Installing at the valve. Installing a filter and pressure regulator
at the valve allows you to convert all the sprinkler heads on that circuit
to drip.
The fittings and adapters you’ll need depend on your system. Take a drawing
or photo of your valve setup (with measurements) to the store and do a trial
assembly of the parts.
To install them, you’ll need to re move a section of pipe below the control
valve. Dig down just beyond where the line makes a 90° turn toward the sprinklers and remove a section of the vertical pipe. Replace it with the filter and pressure regulator. Adapt those sprinkler heads you want to convert and cap the rest.
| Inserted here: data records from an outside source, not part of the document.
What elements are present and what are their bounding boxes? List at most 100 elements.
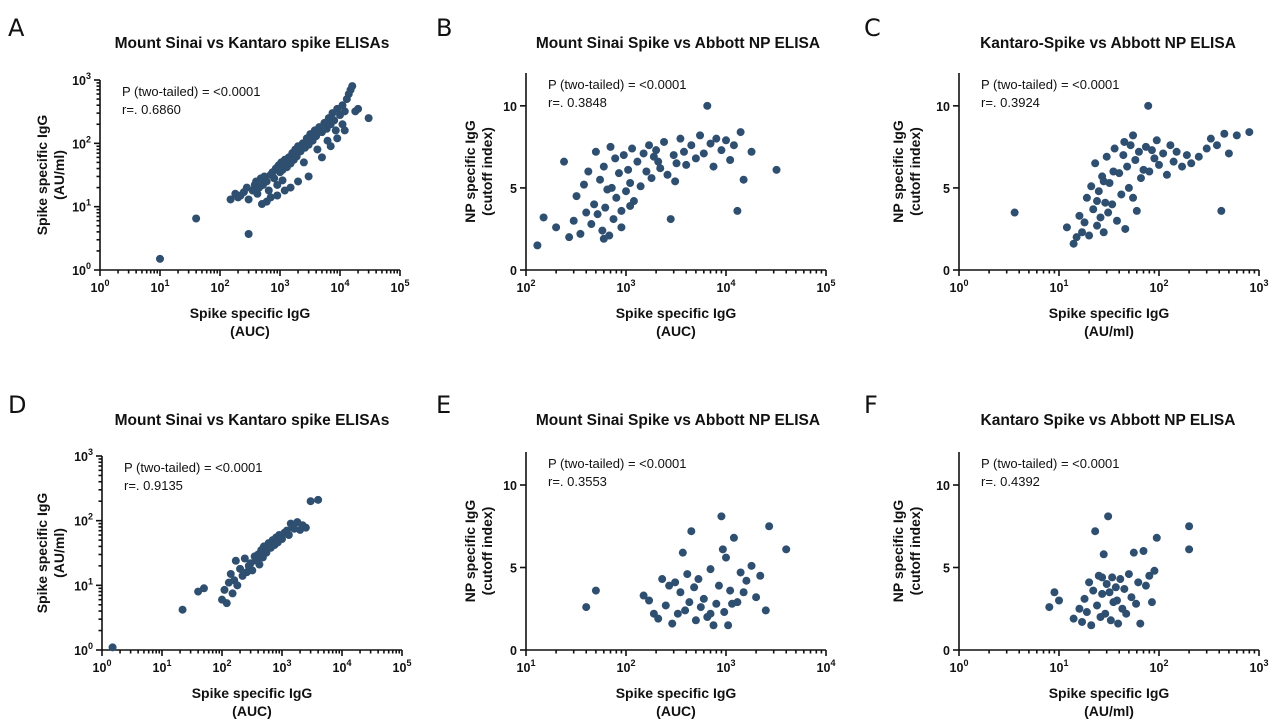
chart-b: B Mount Sinai Spike vs Abbott NP ELISA 102… — [436, 14, 835, 339]
data-point — [739, 175, 748, 184]
x-tick-label: 101 — [153, 658, 172, 675]
x-tick-label: 103 — [273, 658, 292, 675]
data-point — [712, 134, 721, 143]
y-tick-label: 10 — [503, 100, 517, 114]
data-point — [654, 614, 663, 623]
data-point — [614, 169, 623, 178]
data-point — [1091, 527, 1100, 536]
data-point — [1102, 152, 1111, 161]
data-point — [560, 157, 569, 166]
data-point — [612, 193, 621, 202]
data-point — [681, 606, 690, 615]
data-point — [590, 200, 599, 209]
data-point — [240, 554, 249, 563]
data-point — [1141, 581, 1150, 590]
data-point — [1098, 573, 1107, 582]
data-point — [671, 177, 680, 186]
x-axis-unit: (AU/ml) — [1084, 703, 1134, 719]
data-point — [1078, 617, 1087, 626]
panel-d: D Mount Sinai vs Kantaro spike ELISAs 100 1… — [0, 363, 428, 726]
y-tick-label: 103 — [74, 447, 93, 464]
data-point — [1150, 154, 1159, 163]
data-point — [709, 621, 718, 630]
y-axis-label: Spike specific IgG — [34, 115, 50, 236]
y-tick-label: 0 — [943, 644, 950, 658]
data-point — [1152, 136, 1161, 145]
y-tick-label: 5 — [943, 562, 950, 576]
y-tick-label: 5 — [510, 182, 517, 196]
x-axis-unit: (AUC) — [656, 323, 696, 339]
data-point — [312, 132, 321, 141]
x-axis-unit: (AUC) — [656, 703, 696, 719]
data-point — [1101, 198, 1110, 207]
x-tick-label: 101 — [1050, 278, 1069, 295]
x-tick-label: 102 — [211, 278, 230, 295]
data-point — [622, 187, 630, 196]
data-point — [178, 605, 187, 614]
data-point — [639, 149, 648, 158]
p-value-annotation: P (two-tailed) = <0.0001 — [981, 77, 1120, 92]
data-point — [706, 139, 715, 148]
data-point — [1169, 157, 1178, 166]
data-point — [624, 165, 633, 174]
data-point — [652, 146, 661, 155]
data-point — [1127, 593, 1136, 602]
panel-e: E Mount Sinai Spike vs Abbott NP ELISA 101… — [428, 363, 856, 726]
data-point — [576, 229, 585, 238]
x-tick-label: 104 — [333, 658, 352, 675]
data-point — [679, 147, 688, 156]
data-point — [1145, 571, 1154, 580]
data-point — [1111, 583, 1120, 592]
data-point — [348, 82, 357, 91]
data-point — [1069, 239, 1078, 248]
data-point — [717, 512, 726, 521]
data-point — [1187, 159, 1196, 168]
data-point — [1185, 545, 1194, 554]
data-point — [301, 523, 310, 532]
data-point — [284, 531, 293, 540]
data-point — [1131, 156, 1140, 165]
data-point — [1124, 183, 1133, 192]
y-tick-label: 10 — [936, 479, 950, 493]
data-point — [1105, 588, 1114, 597]
panel-a: A Mount Sinai vs Kantaro spike ELISAs 100 1… — [0, 0, 428, 363]
data-point — [1099, 177, 1108, 186]
x-tick-label: 103 — [1250, 658, 1269, 675]
panel-letter: B — [436, 14, 452, 42]
y-axis-label: NP specific IgG — [890, 500, 906, 603]
data-point — [1112, 596, 1121, 605]
data-point — [1147, 146, 1156, 155]
data-point — [656, 164, 665, 173]
data-point — [642, 167, 651, 176]
data-point — [671, 578, 680, 587]
y-tick-label: 100 — [72, 261, 91, 278]
data-point — [294, 177, 303, 186]
data-point — [108, 643, 117, 652]
x-tick-label: 102 — [517, 278, 536, 295]
data-point — [246, 559, 255, 568]
data-point — [1185, 522, 1194, 531]
p-value-annotation: P (two-tailed) = <0.0001 — [981, 456, 1120, 471]
r-value-annotation: r=. 0.3924 — [981, 95, 1040, 110]
data-point — [606, 142, 615, 151]
data-point — [1082, 608, 1091, 617]
data-point — [661, 601, 670, 610]
data-point — [1139, 547, 1148, 555]
data-point — [722, 136, 730, 145]
data-point — [691, 616, 700, 625]
data-point — [678, 548, 687, 557]
data-point — [1108, 573, 1117, 582]
data-point — [1145, 167, 1154, 176]
data-point — [699, 149, 708, 158]
data-point — [1152, 533, 1161, 542]
data-point — [1182, 151, 1191, 160]
data-point — [1141, 142, 1150, 151]
data-point — [724, 621, 733, 630]
p-value-annotation: P (two-tailed) = <0.0001 — [122, 84, 261, 99]
data-point — [248, 566, 257, 575]
data-point — [691, 154, 700, 163]
p-value-annotation: P (two-tailed) = <0.0001 — [548, 456, 687, 471]
data-point — [1089, 205, 1098, 214]
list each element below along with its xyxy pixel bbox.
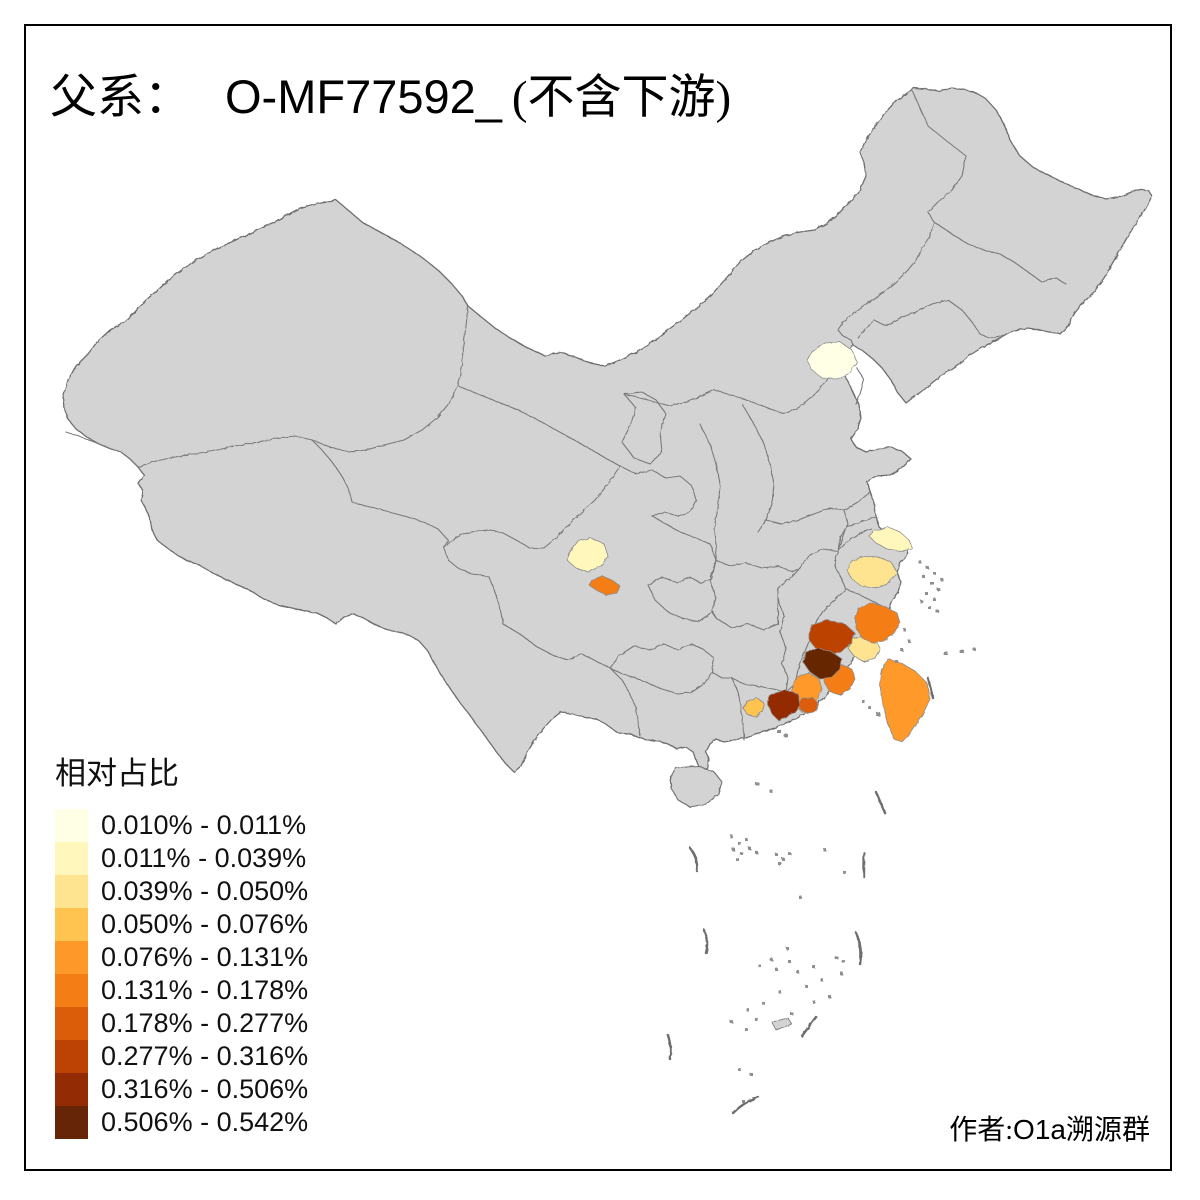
legend-color-swatch [55,1073,88,1106]
legend-color-swatch [55,809,88,842]
legend-color-swatch [55,1106,88,1139]
legend-color-swatch [55,875,88,908]
region-chengdu-area [566,537,609,573]
region-north-central-fujian [808,619,856,656]
legend-color-swatch [55,908,88,941]
legend-item-label: 0.277% - 0.316% [101,1041,309,1071]
legend-color-swatch [55,1007,88,1040]
attribution-group-latin: O1a [1013,1114,1066,1145]
legend-item: 0.010% - 0.011% [55,809,308,842]
legend-item-label: 0.178% - 0.277% [101,1008,309,1038]
legend-item: 0.131% - 0.178% [55,974,308,1007]
legend-color-swatch [55,842,88,875]
legend-color-swatch [55,941,88,974]
legend-item-label: 0.050% - 0.076% [101,909,309,939]
attribution-prefix: 作者: [949,1115,1014,1146]
legend-item-label: 0.011% - 0.039% [101,843,307,873]
mainland-outline [62,87,1153,773]
legend-item: 0.178% - 0.277% [55,1007,308,1040]
nine-dash-line [666,676,935,1115]
attribution-group-zh: 溯源群 [1065,1115,1150,1146]
legend-item-label: 0.010% - 0.011% [101,810,307,840]
title-suffix: (不含下游) [511,72,732,124]
legend: 相对占比 0.010% - 0.011% 0.011% - 0.039% 0.039… [55,748,308,1139]
province-borders [65,89,1067,741]
legend-item-label: 0.316% - 0.506% [101,1074,309,1104]
region-west-guangdong [742,697,765,718]
legend-items: 0.010% - 0.011% 0.011% - 0.039% 0.039% - 0… [55,809,308,1139]
small-islands [730,560,976,1103]
hainan-island [670,765,723,808]
legend-item: 0.076% - 0.131% [55,941,308,974]
colored-regions [566,341,931,743]
legend-item-label: 0.131% - 0.178% [101,975,309,1005]
region-south-sichuan [588,575,621,596]
spratly-reef [771,1017,793,1031]
legend-item: 0.316% - 0.506% [55,1073,308,1106]
legend-color-swatch [55,974,88,1007]
legend-item-label: 0.506% - 0.542% [101,1107,309,1137]
legend-item: 0.011% - 0.039% [55,842,308,875]
title-prefix: 父系： [50,72,191,124]
region-central-zhejiang [846,555,898,589]
legend-item: 0.506% - 0.542% [55,1106,308,1139]
legend-item: 0.050% - 0.076% [55,908,308,941]
legend-item-label: 0.076% - 0.131% [101,942,309,972]
region-west-central-fujian [802,647,843,680]
region-taiwan [879,658,931,743]
page-title: 父系： O-MF77592_ (不含下游) [50,58,731,127]
region-shanghai-area [868,526,913,552]
legend-item-label: 0.039% - 0.050% [101,876,309,906]
region-east-guangdong [767,689,801,722]
islands [670,765,793,1031]
title-lineage-code: O-MF77592_ [225,70,502,123]
legend-item: 0.039% - 0.050% [55,875,308,908]
legend-item: 0.277% - 0.316% [55,1040,308,1073]
attribution: 作者:O1a溯源群 [949,1108,1150,1148]
legend-color-swatch [55,1040,88,1073]
region-northeast-fujian [854,602,901,644]
region-beijing-area [806,341,858,380]
legend-title: 相对占比 [55,756,179,791]
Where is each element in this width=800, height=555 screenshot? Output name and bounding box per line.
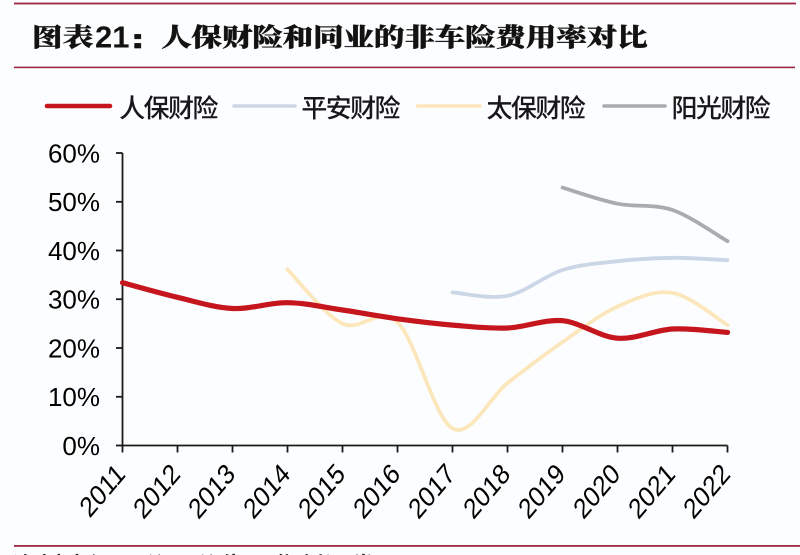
svg-text:2014: 2014 (238, 457, 296, 525)
svg-text:2020: 2020 (568, 457, 626, 525)
svg-text:2016: 2016 (348, 457, 406, 525)
svg-text:40%: 40% (48, 236, 100, 266)
svg-text:2021: 2021 (623, 457, 681, 525)
svg-text:2012: 2012 (128, 457, 186, 525)
svg-text:2018: 2018 (458, 457, 516, 525)
svg-text:2022: 2022 (678, 457, 736, 525)
svg-text:2011: 2011 (74, 457, 130, 523)
svg-text:50%: 50% (48, 187, 100, 217)
svg-text:60%: 60% (48, 138, 100, 168)
svg-text:2015: 2015 (293, 457, 351, 525)
svg-text:30%: 30% (48, 285, 100, 315)
svg-text:2017: 2017 (403, 457, 461, 525)
svg-text:10%: 10% (48, 382, 100, 412)
svg-text:0%: 0% (62, 431, 100, 461)
svg-text:20%: 20% (48, 333, 100, 363)
svg-text:21: 21 (95, 20, 129, 55)
svg-text:2013: 2013 (183, 457, 241, 525)
svg-text:2019: 2019 (513, 457, 571, 525)
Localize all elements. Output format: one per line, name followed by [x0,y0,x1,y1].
Screwing high-pressure emitters onto risers
High-pressure emitters (see Ill. 17) are useful where you have clusters
of plants around each riser rather than spread out over a large area. These
emitters are installed directly onto risers.
Each emitter has from four to twelve outlets and a built-in pressure regulator and filter. You’ll need to add more filters only if your water pressure
is higher than 100 psi, you irrigate with well water, or you’re using laser-drilled
tubing.
If your system is galvanized pipe rather than PVC, wrap the riser three
times with fluorocarbon (pipe-wrap) tape and hand-tighten the emitter onto
it so the plastic doesn’t crack; or change to a PVC riser. Attach microtubing
for shrubs and trees or laser-drilled tubing for closely spaced plants.
Ill. 16. Adapt a riser to drip irrigation by installing
an in-line filter and pressure regulator. Threaded elbow; PVC pipe; Pressure
regulator
Ill. 17. High-pressure emitter heads screw directly onto risers;
on some, microtubing runs from the outlets.